« C’est à quel sujet ? La désertion. La désertion de qui et de quoi ? La désertion comme acte politique, poétique, philosophique, et pratique. » Première page du livre, et le décor est placé. Dans Désertons (Les Liens qui libèrent, à paraître le 24 septembre), Jeanne Mermet, ingénieure passée par l’Ecole polytechnique, raconte sa rupture, à la fin des années 2010, avec une carrière prestigieuse. Dans un texte ample, intime, politisé, traversé par ses doutes et ses contradictions, elle invite à déserter « collectivement ».

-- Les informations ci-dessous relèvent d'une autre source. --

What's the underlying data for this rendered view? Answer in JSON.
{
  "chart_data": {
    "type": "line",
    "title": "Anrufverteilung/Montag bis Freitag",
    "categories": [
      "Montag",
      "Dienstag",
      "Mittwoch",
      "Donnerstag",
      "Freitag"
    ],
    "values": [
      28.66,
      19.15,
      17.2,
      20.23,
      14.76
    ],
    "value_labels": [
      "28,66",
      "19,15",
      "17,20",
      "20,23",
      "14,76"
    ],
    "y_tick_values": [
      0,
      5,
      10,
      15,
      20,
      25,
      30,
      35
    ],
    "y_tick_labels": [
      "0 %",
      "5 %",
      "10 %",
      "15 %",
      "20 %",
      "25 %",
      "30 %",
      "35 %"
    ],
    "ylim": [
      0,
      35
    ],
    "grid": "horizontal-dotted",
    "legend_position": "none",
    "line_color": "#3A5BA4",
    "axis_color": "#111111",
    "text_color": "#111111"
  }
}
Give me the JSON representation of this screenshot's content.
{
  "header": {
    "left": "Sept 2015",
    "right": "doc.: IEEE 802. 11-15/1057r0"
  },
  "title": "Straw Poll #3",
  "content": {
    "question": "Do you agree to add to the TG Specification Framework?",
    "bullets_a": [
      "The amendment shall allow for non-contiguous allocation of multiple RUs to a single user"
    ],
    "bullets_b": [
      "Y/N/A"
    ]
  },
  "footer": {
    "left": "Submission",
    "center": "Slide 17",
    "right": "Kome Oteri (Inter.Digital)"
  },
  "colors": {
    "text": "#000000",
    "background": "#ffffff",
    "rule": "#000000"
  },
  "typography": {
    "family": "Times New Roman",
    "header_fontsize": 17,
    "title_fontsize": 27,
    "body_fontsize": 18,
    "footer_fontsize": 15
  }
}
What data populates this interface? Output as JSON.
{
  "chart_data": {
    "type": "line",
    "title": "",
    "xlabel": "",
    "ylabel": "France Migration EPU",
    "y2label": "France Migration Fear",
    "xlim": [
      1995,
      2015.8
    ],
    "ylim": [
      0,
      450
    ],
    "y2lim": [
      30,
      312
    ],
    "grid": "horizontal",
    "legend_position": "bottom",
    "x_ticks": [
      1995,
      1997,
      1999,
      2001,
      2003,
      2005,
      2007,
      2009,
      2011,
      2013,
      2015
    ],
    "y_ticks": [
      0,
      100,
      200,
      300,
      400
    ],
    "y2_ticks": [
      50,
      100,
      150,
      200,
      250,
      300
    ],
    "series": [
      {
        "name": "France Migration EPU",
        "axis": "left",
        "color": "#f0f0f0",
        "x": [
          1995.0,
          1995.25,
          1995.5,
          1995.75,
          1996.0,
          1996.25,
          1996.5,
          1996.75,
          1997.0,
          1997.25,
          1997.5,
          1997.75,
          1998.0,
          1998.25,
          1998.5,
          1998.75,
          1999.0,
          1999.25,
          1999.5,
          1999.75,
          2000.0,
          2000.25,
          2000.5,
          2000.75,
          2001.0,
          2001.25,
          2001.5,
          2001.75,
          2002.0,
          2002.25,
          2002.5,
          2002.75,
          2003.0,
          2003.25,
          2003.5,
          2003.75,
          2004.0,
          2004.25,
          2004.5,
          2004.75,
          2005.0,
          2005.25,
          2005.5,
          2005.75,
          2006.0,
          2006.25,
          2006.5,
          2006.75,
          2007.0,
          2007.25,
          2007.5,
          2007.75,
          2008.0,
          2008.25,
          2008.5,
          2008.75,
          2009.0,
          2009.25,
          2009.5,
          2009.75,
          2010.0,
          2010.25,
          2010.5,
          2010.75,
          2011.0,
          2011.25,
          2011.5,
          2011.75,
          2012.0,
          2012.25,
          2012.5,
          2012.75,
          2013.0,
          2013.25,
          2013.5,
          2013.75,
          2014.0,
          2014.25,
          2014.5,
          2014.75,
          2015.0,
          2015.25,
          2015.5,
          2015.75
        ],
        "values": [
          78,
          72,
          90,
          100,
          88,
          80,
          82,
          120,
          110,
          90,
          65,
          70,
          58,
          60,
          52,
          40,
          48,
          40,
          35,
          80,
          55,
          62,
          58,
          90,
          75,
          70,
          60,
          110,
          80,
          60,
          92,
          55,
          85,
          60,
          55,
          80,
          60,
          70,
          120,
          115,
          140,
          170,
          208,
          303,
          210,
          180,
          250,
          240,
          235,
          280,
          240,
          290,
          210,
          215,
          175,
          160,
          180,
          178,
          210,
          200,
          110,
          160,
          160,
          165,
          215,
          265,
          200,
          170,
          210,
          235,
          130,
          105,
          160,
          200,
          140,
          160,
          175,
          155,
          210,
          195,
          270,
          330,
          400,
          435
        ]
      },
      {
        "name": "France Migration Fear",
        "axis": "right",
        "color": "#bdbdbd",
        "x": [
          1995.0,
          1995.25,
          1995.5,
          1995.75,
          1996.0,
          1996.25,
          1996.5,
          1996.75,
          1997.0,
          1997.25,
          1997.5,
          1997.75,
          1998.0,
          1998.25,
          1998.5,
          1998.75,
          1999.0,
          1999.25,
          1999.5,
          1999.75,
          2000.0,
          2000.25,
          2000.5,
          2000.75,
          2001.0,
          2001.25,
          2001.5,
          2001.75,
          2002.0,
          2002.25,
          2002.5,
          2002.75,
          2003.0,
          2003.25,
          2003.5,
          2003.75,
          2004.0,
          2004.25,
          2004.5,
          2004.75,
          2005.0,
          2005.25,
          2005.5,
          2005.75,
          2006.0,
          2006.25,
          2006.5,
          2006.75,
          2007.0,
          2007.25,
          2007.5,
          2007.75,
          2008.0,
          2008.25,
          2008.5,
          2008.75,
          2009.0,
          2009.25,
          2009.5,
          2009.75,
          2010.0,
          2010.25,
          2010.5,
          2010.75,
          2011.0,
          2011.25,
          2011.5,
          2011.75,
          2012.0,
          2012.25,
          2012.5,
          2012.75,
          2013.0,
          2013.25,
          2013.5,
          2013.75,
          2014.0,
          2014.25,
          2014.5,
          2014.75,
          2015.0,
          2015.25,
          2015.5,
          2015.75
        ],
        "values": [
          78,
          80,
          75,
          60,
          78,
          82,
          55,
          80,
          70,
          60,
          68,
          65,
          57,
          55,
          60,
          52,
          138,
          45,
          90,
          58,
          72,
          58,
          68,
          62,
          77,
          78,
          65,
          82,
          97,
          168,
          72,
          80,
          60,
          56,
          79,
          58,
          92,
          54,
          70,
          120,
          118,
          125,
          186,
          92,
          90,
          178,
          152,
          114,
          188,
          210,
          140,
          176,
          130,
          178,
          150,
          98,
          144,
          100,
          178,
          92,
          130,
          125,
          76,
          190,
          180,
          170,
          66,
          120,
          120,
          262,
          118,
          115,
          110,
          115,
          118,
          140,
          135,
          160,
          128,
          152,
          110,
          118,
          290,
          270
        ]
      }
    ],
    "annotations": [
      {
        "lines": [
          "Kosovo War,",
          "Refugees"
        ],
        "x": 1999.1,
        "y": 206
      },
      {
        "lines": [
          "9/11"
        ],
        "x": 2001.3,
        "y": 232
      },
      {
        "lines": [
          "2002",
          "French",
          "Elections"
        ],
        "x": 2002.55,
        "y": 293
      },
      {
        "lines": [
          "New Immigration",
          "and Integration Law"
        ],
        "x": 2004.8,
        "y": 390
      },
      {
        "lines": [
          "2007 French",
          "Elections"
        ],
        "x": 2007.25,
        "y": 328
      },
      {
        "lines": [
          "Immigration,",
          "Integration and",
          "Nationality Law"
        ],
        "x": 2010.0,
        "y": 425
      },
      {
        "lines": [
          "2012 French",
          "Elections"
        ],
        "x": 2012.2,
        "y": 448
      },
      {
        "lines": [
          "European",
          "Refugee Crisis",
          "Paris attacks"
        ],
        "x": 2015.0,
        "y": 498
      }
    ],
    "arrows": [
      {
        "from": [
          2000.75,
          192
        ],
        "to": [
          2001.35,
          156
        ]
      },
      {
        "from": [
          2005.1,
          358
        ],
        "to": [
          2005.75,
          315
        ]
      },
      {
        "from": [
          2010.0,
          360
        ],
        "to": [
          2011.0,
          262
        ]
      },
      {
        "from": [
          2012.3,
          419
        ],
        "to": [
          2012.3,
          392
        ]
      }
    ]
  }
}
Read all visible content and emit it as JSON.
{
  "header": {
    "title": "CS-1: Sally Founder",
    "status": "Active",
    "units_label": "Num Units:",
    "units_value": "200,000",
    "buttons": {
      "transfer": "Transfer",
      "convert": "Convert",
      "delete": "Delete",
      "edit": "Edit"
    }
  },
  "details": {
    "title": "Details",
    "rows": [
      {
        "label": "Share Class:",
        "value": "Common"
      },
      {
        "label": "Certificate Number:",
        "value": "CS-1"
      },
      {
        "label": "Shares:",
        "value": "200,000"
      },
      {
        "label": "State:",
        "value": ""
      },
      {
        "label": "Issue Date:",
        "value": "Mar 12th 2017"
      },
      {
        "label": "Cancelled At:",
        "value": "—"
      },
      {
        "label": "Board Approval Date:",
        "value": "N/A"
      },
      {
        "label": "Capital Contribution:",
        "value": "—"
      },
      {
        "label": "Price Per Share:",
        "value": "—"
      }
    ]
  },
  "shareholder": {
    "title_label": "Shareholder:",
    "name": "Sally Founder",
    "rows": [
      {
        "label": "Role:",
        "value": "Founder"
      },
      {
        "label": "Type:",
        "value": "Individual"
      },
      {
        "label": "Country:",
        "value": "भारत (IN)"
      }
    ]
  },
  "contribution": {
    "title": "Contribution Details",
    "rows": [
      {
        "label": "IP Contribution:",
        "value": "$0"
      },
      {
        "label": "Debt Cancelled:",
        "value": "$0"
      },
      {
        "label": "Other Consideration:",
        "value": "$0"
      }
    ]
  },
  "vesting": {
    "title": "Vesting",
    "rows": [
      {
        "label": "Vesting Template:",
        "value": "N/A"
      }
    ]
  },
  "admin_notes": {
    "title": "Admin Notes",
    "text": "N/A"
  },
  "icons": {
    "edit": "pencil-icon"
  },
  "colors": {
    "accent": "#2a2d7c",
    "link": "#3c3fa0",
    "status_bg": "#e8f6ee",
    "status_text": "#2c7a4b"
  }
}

Il me semblait important de me situer le plus honnêtement possible. Je ne pouvais pas raconter ma désertion sans passer par cette étape, parce qu’il est primordial de se situer socialement pour se rendre compte des choix qui nous sont accessibles. J’ai grandi dans le Sud-Ouest, à Tarbes, mais je viens aussi du Jura, où vivait ma grand-mère. Mes attaches familiales se trouvent dans ces montagnes.
Ces territoires m’ont marquée : des petites villes en déclin, des centres qui se vident au profit des périphéries, des devantures fermées. Mon père était ingénieur chez Alstom, ma mère est psychologue. J’ai grandi dans un milieu aisé, ayant accès à diverses activités extrascolaires, et où il était évident pour mes parents que si je voulais faire des études supérieures, ils me soutiendraient financièrement. J’ai conscience des privilèges dont j’ai hérité. Si j’ai moi-même choisi de vivre dans une certaine forme de précarité, c’est aussi car je n’ai jamais eu à craindre pour ma sécurité financière, ce qui n’est pas donné à tout le monde.
La claque sur la crise écologique a eu lieu pendant mes années d’études au Danemark, où j’ai travaillé sur la modélisation de réseaux électriques pour la transition énergétique. J’ai pris conscience des contradictions de nos modèles : même dans les scénarios les plus ambitieux, la consommation d’énergie continuait d’augmenter jusqu’en 2050, tout en reposant toujours sur du charbon et du pétrole, et en impliquant une explosion des besoins en matières premières minérales et métalliques, dont l’extraction n’a jamais été et ne sera jamais écologiquement et socialement juste.